More importantly, if you’ve wiped your trading float out, like many traders do when they first get started, you cannot continue to trade.
Despite the proven fact that trading money management is so important, it’s funny, many of my clients when they initially come to me, they focus the majority of their time looking for the Holy Grail by focusing on entry. It’s like they want to find the perfect indicator.
That indicator is going to be the silver bullet for them that slides the market. Not only is it going to get them right at the bottom of the trend, but it’s going to get them right out at the exact top of the trend. That way, they’ll make the most money, and best of all, this indicator apparently is guarantee.
Unfortunately, even though I don’t like to disappoint my clients, I have to let them know two things. Firstly, there is no Holy Grail. There is no perfect indicator for acceptable trading money management.
Secondly, I have to let them know even if you were to find that perfect indicator for trading money management that would get you in at the bottom and get you out at the very top, even if you did find that, it’s not when you buy the stock or when you sell the stock that determines how much money you’re going to make. It’s how much you actually put into the trade
Let’s take an example, let’s say that I had a system and my system gave me a buy for a particular stock, let’s call it XYZ, and it gave me a buy at one dollar. I progress through the trade and I exited at two dollars. Now, if I bought at a dollar, and then sold it two dollars, I made one dollar, or 100 percent profit.
What determines how much money I actually make on this particular trade? Sure, I’ve made one dollar per share, however, it depends on how much money I actually put into the stock that’s going to determine how much I actually make, and that goes for losing stocks as well.
If I had a losing stock, it’s not when I actually sold that determines how much I lose. What determines how much I lose is how much I put into that stock, and that’s why trading money management is so important. There’s a great book that really illustrates the importance of trading money management. It’s actually called .Trade Your Way to Financial Freedom,. and if you haven’t read it, I recommend you do. The author’s called, Dr Van Tharp, and he’s a psychologist who conducted research on the most successful traders. He wanted to find out what made them so successful.
Through his extensive research, he broke down the keys to success into three major components. He called them system, trading money management, and psychology. He said the system makes up only ten percent of the successful trader, ten percent, and by system, he’s referring to the entry and exit conditions. He’s referring to what most people spend most of their time on, and he said that’s the least important component of trading.

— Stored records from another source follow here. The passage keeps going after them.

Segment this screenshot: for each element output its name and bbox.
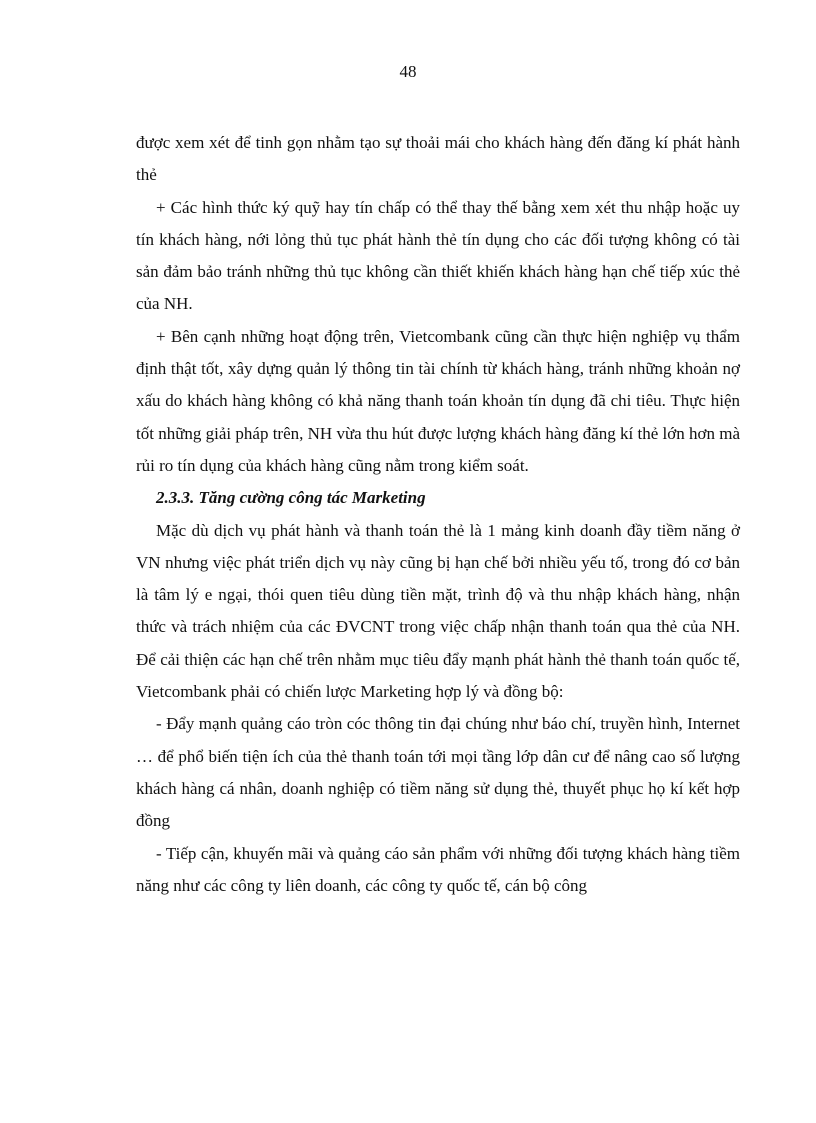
- document-body: [136, 127, 740, 902]
- paragraph-advertising: - Đẩy mạnh quảng cáo tròn cóc thông tin đại chúng như báo chí, truyền hình, Internet … để phổ biến tiện ích của thẻ thanh toán tới mọi tầng lớp dân cư để nâng cao số lượng khách hàng cá nhân, doanh nghiệp có tiềm năng sử dụng thẻ, thuyết phục họ kí kết hợp đồng: [136, 714, 740, 831]
- paragraph-continuation: được xem xét để tinh gọn nhằm tạo sự thoải mái cho khách hàng đến đăng kí phát hành thẻ: [136, 133, 740, 185]
- page-number: 48: [399, 62, 417, 81]
- paragraph-marketing-intro: Mặc dù dịch vụ phát hành và thanh toán thẻ là 1 mảng kinh doanh đầy tiềm năng ở VN nhưng việc phát triển dịch vụ này cũng bị hạn chế bởi nhiều yếu tố, trong đó cơ bản là tâm lý e ngại, thói quen tiêu dùng tiền mặt, trình độ và thu nhập khách hàng, nhận thức và trách nhiệm của các ĐVCNT trong việc chấp nhận thanh toán qua thẻ của NH. Để cải thiện các hạn chế trên nhằm mục tiêu đẩy mạnh phát hành thẻ thanh toán quốc tế, Vietcombank phải có chiến lược Marketing hợp lý và đồng bộ:: [136, 520, 740, 702]
- paragraph-credit-appraisal: + Bên cạnh những hoạt động trên, Vietcombank cũng cần thực hiện nghiệp vụ thẩm định thật tốt, xây dựng quản lý thông tin tài chính từ khách hàng, tránh những khoản nợ xấu do khách hàng không có khả năng thanh toán khoản tín dụng đã chi tiêu. Thực hiện tốt những giải pháp trên, NH vừa thu hút được lượng khách hàng đăng kí thẻ lớn hơn mà rủi ro tín dụng của khách hàng cũng nằm trong kiểm soát.: [136, 326, 740, 475]
- paragraph-collateral: + Các hình thức ký quỹ hay tín chấp có thể thay thế bằng xem xét thu nhập hoặc uy tín khách hàng, nới lỏng thủ tục phát hành thẻ tín dụng cho các đối tượng không có tài sản đảm bảo tránh những thủ tục không cần thiết khiến khách hàng hạn chế tiếp xúc thẻ của NH.: [136, 197, 740, 314]
- section-heading: 2.3.3. Tăng cường công tác Marketing: [156, 488, 426, 508]
- paragraph-promotion: - Tiếp cận, khuyến mãi và quảng cáo sản phẩm với những đối tượng khách hàng tiềm năng như các công ty liên doanh, các công ty quốc tế, cán bộ công: [136, 843, 740, 895]
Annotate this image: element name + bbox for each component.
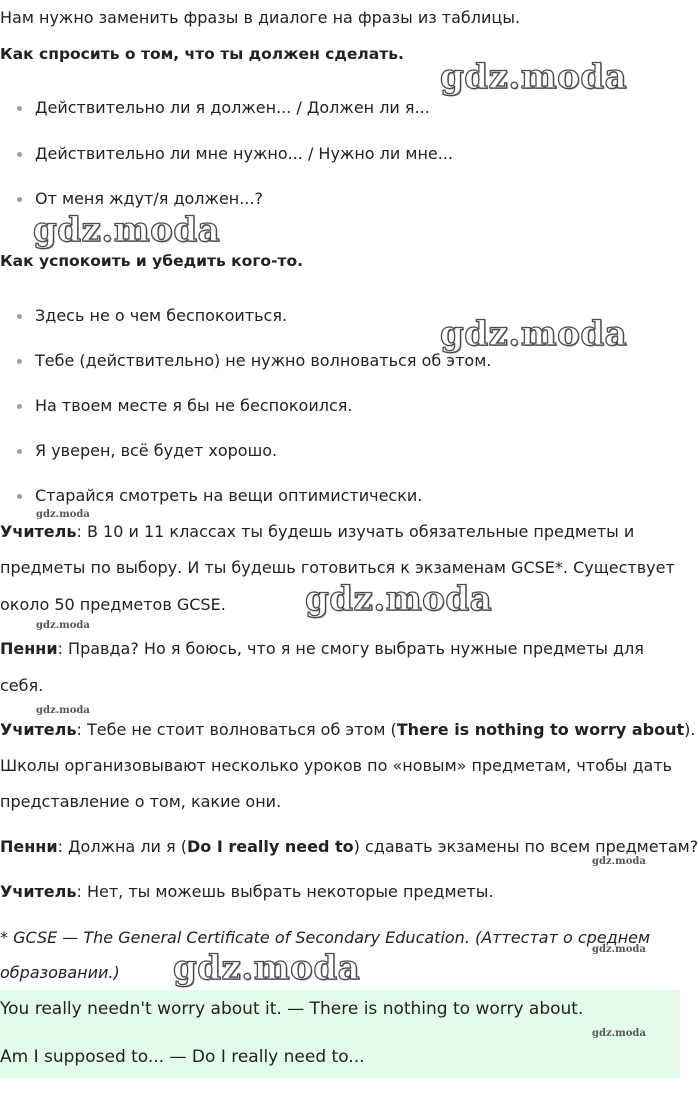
- list-item: Действительно ли я должен... / Должен ли я...: [35, 98, 430, 117]
- watermark-logo: gdz.moda: [440, 314, 628, 354]
- bullet-icon: [17, 152, 22, 157]
- watermark-small: gdz.moda: [36, 705, 90, 716]
- line-text: ).: [684, 720, 696, 739]
- dialogue-line: предметы по выбору. И ты будешь готовиться к экзаменам GCSE*. Существует: [0, 558, 675, 577]
- section-heading-ask: Как спросить о том, что ты должен сделать.: [0, 45, 404, 63]
- watermark-small: gdz.moda: [592, 1028, 646, 1039]
- answer-line: You really needn't worry about it. — There is nothing to worry about.: [0, 999, 584, 1019]
- list-item: Действительно ли мне нужно... / Нужно ли мне...: [35, 144, 454, 163]
- watermark-small: gdz.moda: [36, 620, 90, 631]
- bullet-icon: [17, 106, 22, 111]
- watermark-small: gdz.moda: [592, 856, 646, 867]
- bullet-icon: [17, 449, 22, 454]
- list-item: Тебе (действительно) не нужно волноваться об этом.: [35, 351, 492, 370]
- line-text: Правда? Но я боюсь, что я не смогу выбрать нужные предметы для: [62, 639, 644, 658]
- line-text: Нет, ты можешь выбрать некоторые предметы.: [81, 882, 494, 901]
- speaker-penny: Пенни: [0, 837, 58, 856]
- bullet-icon: [17, 404, 22, 409]
- dialogue-teacher-3: [0, 882, 493, 901]
- bullet-icon: [17, 359, 22, 364]
- speaker-teacher: Учитель: [0, 882, 77, 901]
- colon: :: [76, 720, 82, 739]
- list-item: Старайся смотреть на вещи оптимистически.: [35, 486, 423, 505]
- watermark-logo: gdz.moda: [305, 579, 493, 619]
- line-text: Тебе не стоит волноваться об этом (: [81, 720, 397, 739]
- list-item: Здесь не о чем беспокоиться.: [35, 306, 288, 325]
- dialogue-line: Школы организовывают несколько уроков по «новым» предметам, чтобы дать: [0, 756, 673, 775]
- footnote-line: образовании.): [0, 963, 120, 982]
- watermark-small: gdz.moda: [36, 509, 90, 520]
- list-item: От меня ждут/я должен...?: [35, 189, 263, 208]
- bullet-icon: [17, 314, 22, 319]
- list-item: На твоем месте я бы не беспокоился.: [35, 396, 353, 415]
- colon: :: [57, 837, 63, 856]
- line-text: ) сдавать экзамены по всем предметам?: [353, 837, 698, 856]
- highlighted-phrase: There is nothing to worry about: [396, 720, 685, 739]
- colon: :: [76, 882, 82, 901]
- watermark-logo: gdz.moda: [440, 57, 628, 97]
- line-text: Должна ли я (: [62, 837, 187, 856]
- dialogue-penny-2: [0, 837, 698, 856]
- dialogue-line: себя.: [0, 676, 44, 695]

Next, he said trading money management makes up 30 percent of a successful trader. Trading money management is simply the definition I touched on before, which is rules and guidelines that set out your risk in the market.
The final component is psychology, and he said that makes up the remaining 60 percent of a successful trader. Now, psychology may sound a little bit airy fairy, however the reason he said that psychology’s the major component, which will determine whether or not you’re successful in the market, is because if you had both perfect system and money management in place, you would only be successful if you could follow that system. You see, I could give you a perfect system, and I can give you perfect trading money management, but really it comes down to your discipline to be able to follow that system, and this is going to determine whether or not you make money in the market.
You see, most people fall down when they come to trading money management because they do not approach the market in a systematic fashion, and that’s where a trading money management plan comes into place, and that’s why you need to stick to trading plan. I know I’ve ranted on a little bit about how important money management is, but it’s vital that you spend the majority of your time constructing good trading money management rules to follow.